As if these weren't enough, Gumbo Press has been taking off. The website has been built, designed and redesigned. Exciting ideas have been formulated and, as of writing, we already have over 40 submissions with 11 days still to go before the deadline. Winning Words asked me to write a blog entry for them about it, which will hopefully help promote the first issue of the magazine.
In the midst of all this, and my return to teaching at Winchester next week, I have taken on another project. Crazy? Me? Possibly.
Following on from the success of CalFlaWriMo, without which 31 wouldn't exist at all, I have decided to do something similar, but with longer stories. So, my latest plan is to write 15 brand new short stories (not flashes) of no less than 1500 words each, before the end of May. It may kill me, but it's got to be worth a go.
I started the first one on Friday, 15th April. It was a story which had been working around in my mind for a while, so I had a pretty fair idea of how it was going to go on the page. I was wrong.

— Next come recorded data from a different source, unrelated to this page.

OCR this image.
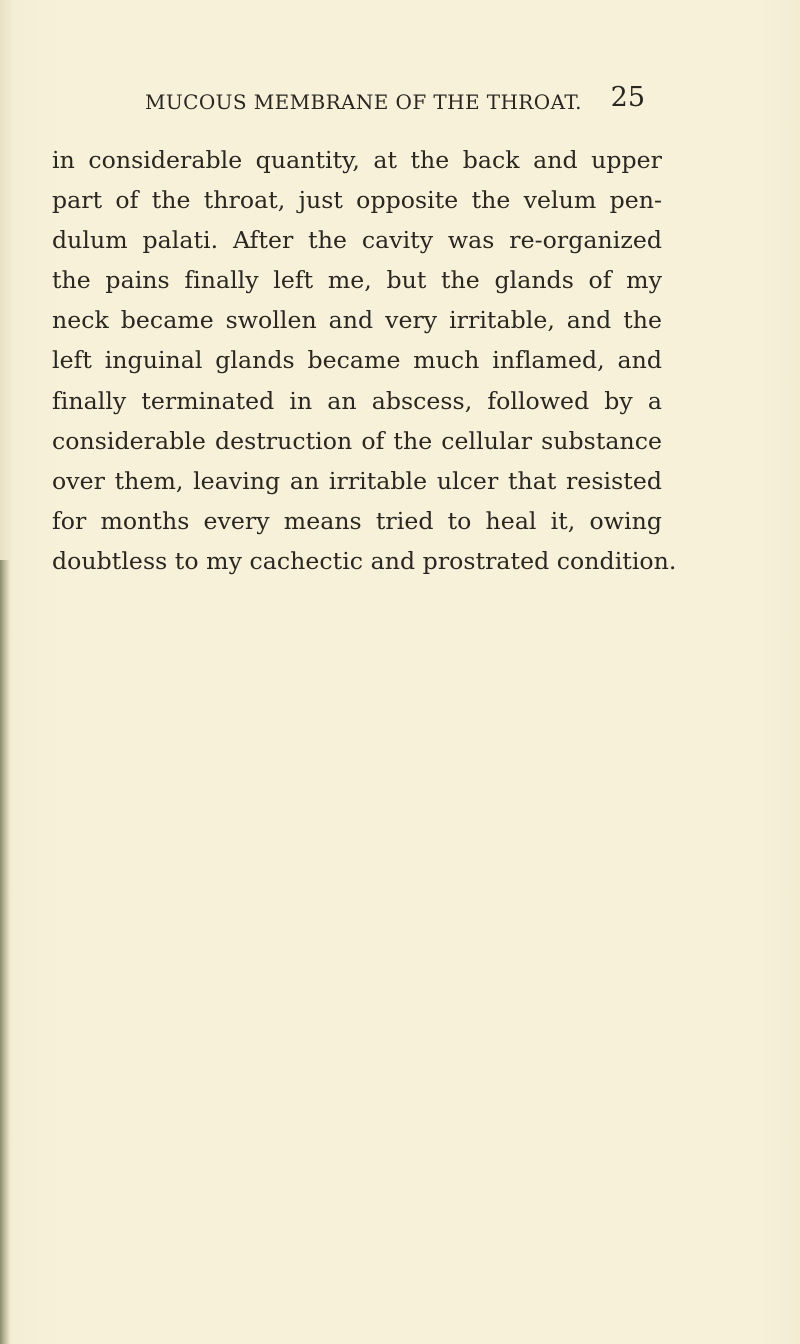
MUCOUS MEMBRANE OF THE THROAT. 25
in considerable quantity, at the back and upper
part of the throat, just opposite the velum pen-
dulum palati. After the cavity was re-organized
the pains finally left me, but the glands of my
neck became swollen and very irritable, and the
left inguinal glands became much inflamed, and
finally terminated in an abscess, followed by a
considerable destruction of the cellular substance
over them, leaving an irritable ulcer that resisted
for months every means tried to heal it, owing
doubtless to my cachectic and prostrated condition.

I have obviously got so used to the quick fix that is flash-fiction, that the mental muscles that work on the longer form of the full short story have atrophied. It took me over 4 hours to get the first 1000 words done. I knew the story, but a combination of old-fashioned resistance, being daunted by the task, and just trying to remember how to write one of the damn things, held me back. I realised, as I struggled with it, how much more you can put into a short story, but also how much more you HAVE to put into a short story. In a flash, character, setting, even plot, can be implied rather than described. In a short story, all of these elements have to be there in actuality, but you also have to keep them short, and to the point. Just as with a flash, there is no room for spare words. Every single one has to serve the story, but in a longer story, the job of picking your way through them is so much harder.

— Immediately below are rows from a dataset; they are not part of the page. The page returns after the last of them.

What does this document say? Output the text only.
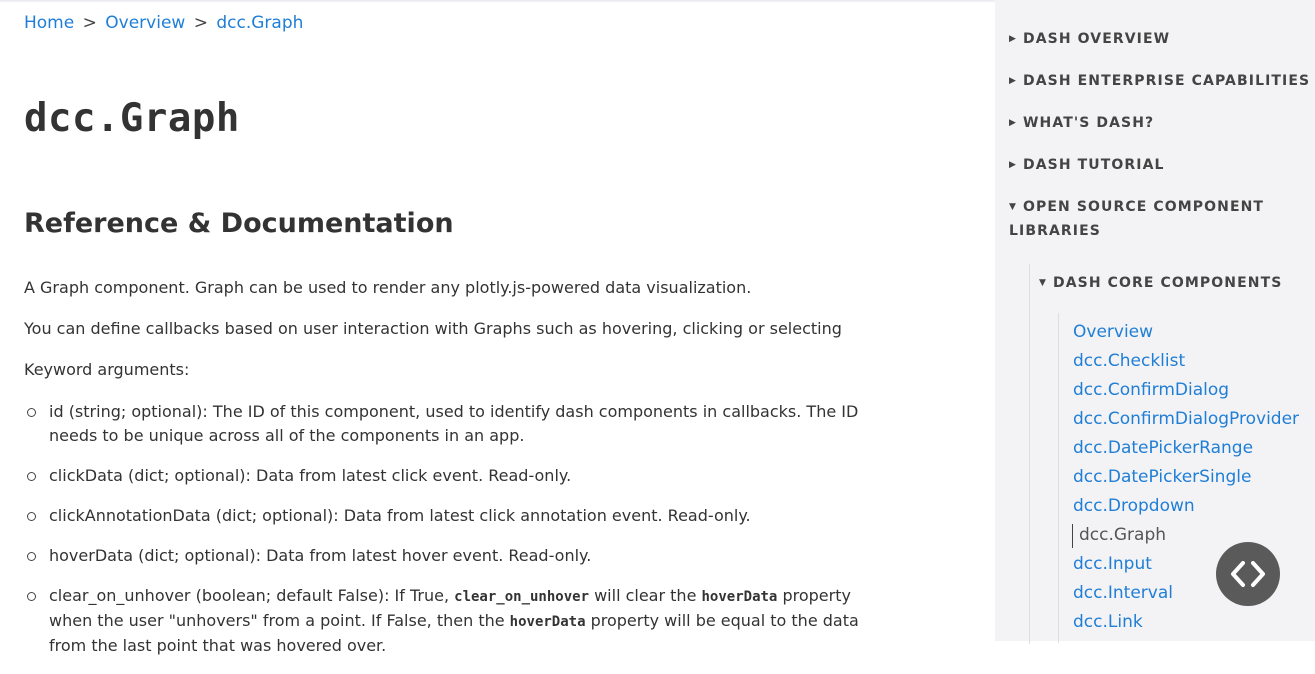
Home > Overview > dcc.Graph
dcc.Graph
Reference & Documentation

A Graph component. Graph can be used to render any plotly.js-powered data visualization.

You can define callbacks based on user interaction with Graphs such as hovering, clicking or selecting

Keyword arguments:

id (string; optional): The ID of this component, used to identify dash components in callbacks. The ID needs to be unique across all of the components in an app.
clickData (dict; optional): Data from latest click event. Read-only.
clickAnnotationData (dict; optional): Data from latest click annotation event. Read-only.
hoverData (dict; optional): Data from latest hover event. Read-only.
clear_on_unhover (boolean; default False): If True, clear_on_unhover will clear the hoverData property when the user "unhovers" from a point. If False, then the hoverData property will be equal to the data from the last point that was hovered over.
▶ DASH OVERVIEW
▶ DASH ENTERPRISE CAPABILITIES
▶ WHAT'S DASH?
▶ DASH TUTORIAL
▼ OPEN SOURCE COMPONENT
LIBRARIES
▼ DASH CORE COMPONENTS
Overview
dcc.Checklist
dcc.ConfirmDialog
dcc.ConfirmDialogProvider
dcc.DatePickerRange
dcc.DatePickerSingle
dcc.Dropdown
dcc.Graph
dcc.Input
dcc.Interval
dcc.Link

Anyway, long story short (no pun intended), I crested the half way point and picked up speed as I came down the other side. The story ended up at around 2700 words, with the last 1700 only taking 1 hour. Job done, one down, fourteen to go.

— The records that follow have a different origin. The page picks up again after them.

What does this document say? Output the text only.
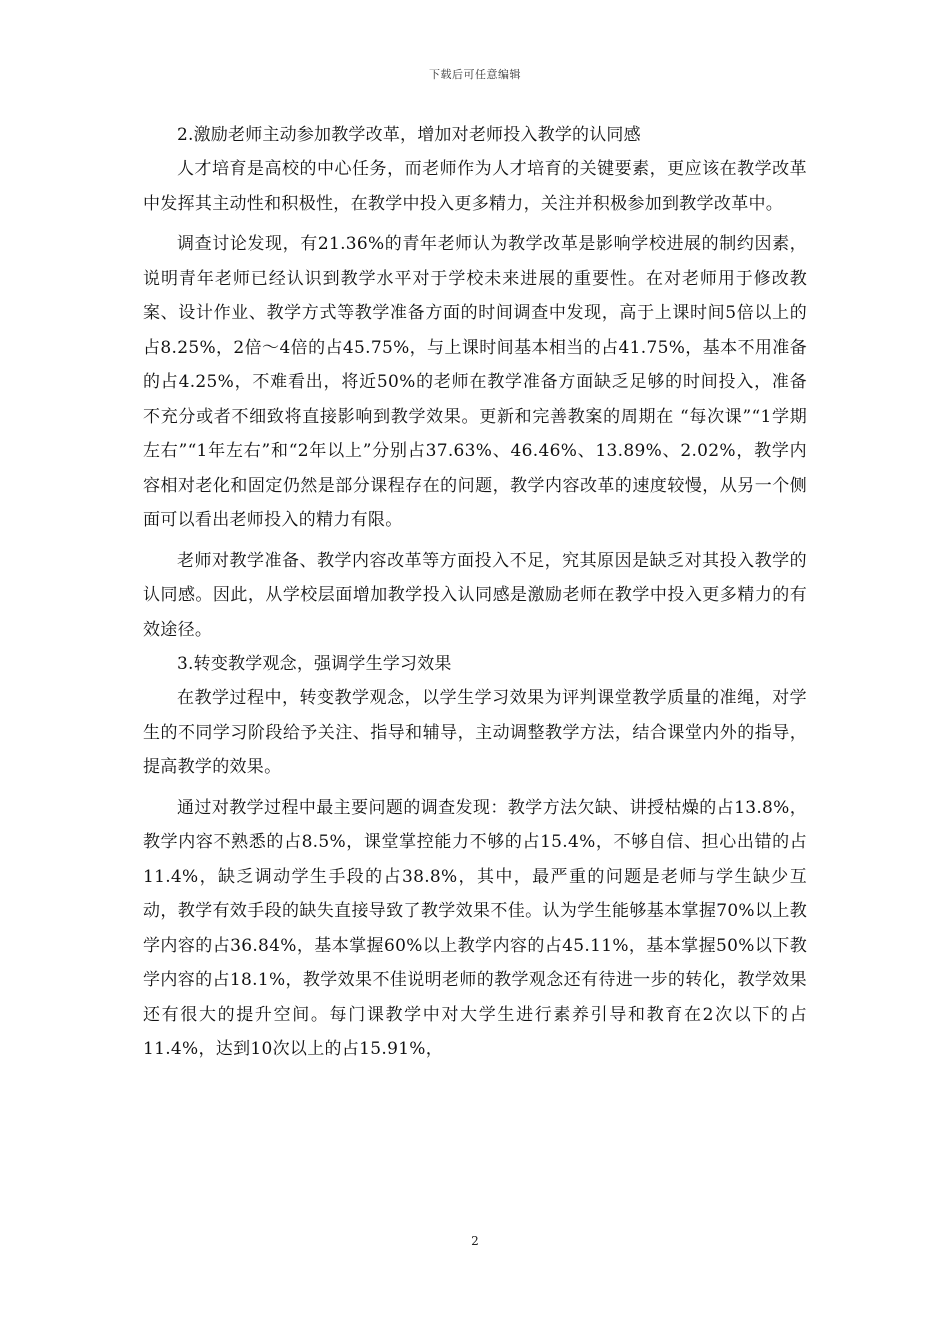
下载后可任意编辑

2.激励老师主动参加教学改革，增加对老师投入教学的认同感

人才培育是高校的中心任务，而老师作为人才培育的关键要素，更应该在教学改革中发挥其主动性和积极性，在教学中投入更多精力，关注并积极参加到教学改革中。

调查讨论发现，有21.36%的青年老师认为教学改革是影响学校进展的制约因素，说明青年老师已经认识到教学水平对于学校未来进展的重要性。在对老师用于修改教案、设计作业、教学方式等教学准备方面的时间调查中发现，高于上课时间5倍以上的占8.25%，2倍～4倍的占45.75%，与上课时间基本相当的占41.75%，基本不用准备的占4.25%，不难看出，将近50%的老师在教学准备方面缺乏足够的时间投入，准备不充分或者不细致将直接影响到教学效果。更新和完善教案的周期在 “每次课”“1学期左右”“1年左右”和“2年以上”分别占37.63%、46.46%、13.89%、2.02%，教学内容相对老化和固定仍然是部分课程存在的问题，教学内容改革的速度较慢，从另一个侧面可以看出老师投入的精力有限。

老师对教学准备、教学内容改革等方面投入不足，究其原因是缺乏对其投入教学的认同感。因此，从学校层面增加教学投入认同感是激励老师在教学中投入更多精力的有效途径。

3.转变教学观念，强调学生学习效果

在教学过程中，转变教学观念，以学生学习效果为评判课堂教学质量的准绳，对学生的不同学习阶段给予关注、指导和辅导，主动调整教学方法，结合课堂内外的指导，提高教学的效果。

通过对教学过程中最主要问题的调查发现：教学方法欠缺、讲授枯燥的占13.8%，教学内容不熟悉的占8.5%，课堂掌控能力不够的占15.4%，不够自信、担心出错的占11.4%，缺乏调动学生手段的占38.8%，其中，最严重的问题是老师与学生缺少互动，教学有效手段的缺失直接导致了教学效果不佳。认为学生能够基本掌握70%以上教学内容的占36.84%，基本掌握60%以上教学内容的占45.11%，基本掌握50%以下教学内容的占18.1%，教学效果不佳说明老师的教学观念还有待进一步的转化，教学效果还有很大的提升空间。每门课教学中对大学生进行素养引导和教育在2次以下的占11.4%，达到10次以上的占15.91%，

2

This morning, I sat down to write the next one. This was based on another idea which I have also been mulling over for a while. I thought it might be easier, but no. The resistance kicked in, and this time I have ground to a halt after little more than 150 words. There was even an hour break as I tried to find the right name for my character, without which I couldn't complete the first sentence.
Maybe I'm trying to hard. Maybe I have too much else on my plate to tackle this at the moment. Maybe the deadline is just too far off and the panicky adrenaline hasn't arrived yet. Whatever, I'm not going to give up. My goal with this project is to make my brain and my spirit bend to my will, so that writing one of these stories starts to feel as easy as writing a flash. And I guess that's why I'm doing it.
So, wish me well. And if you see me at a reading, and I look tired and lost, just leave me, I'll be fine.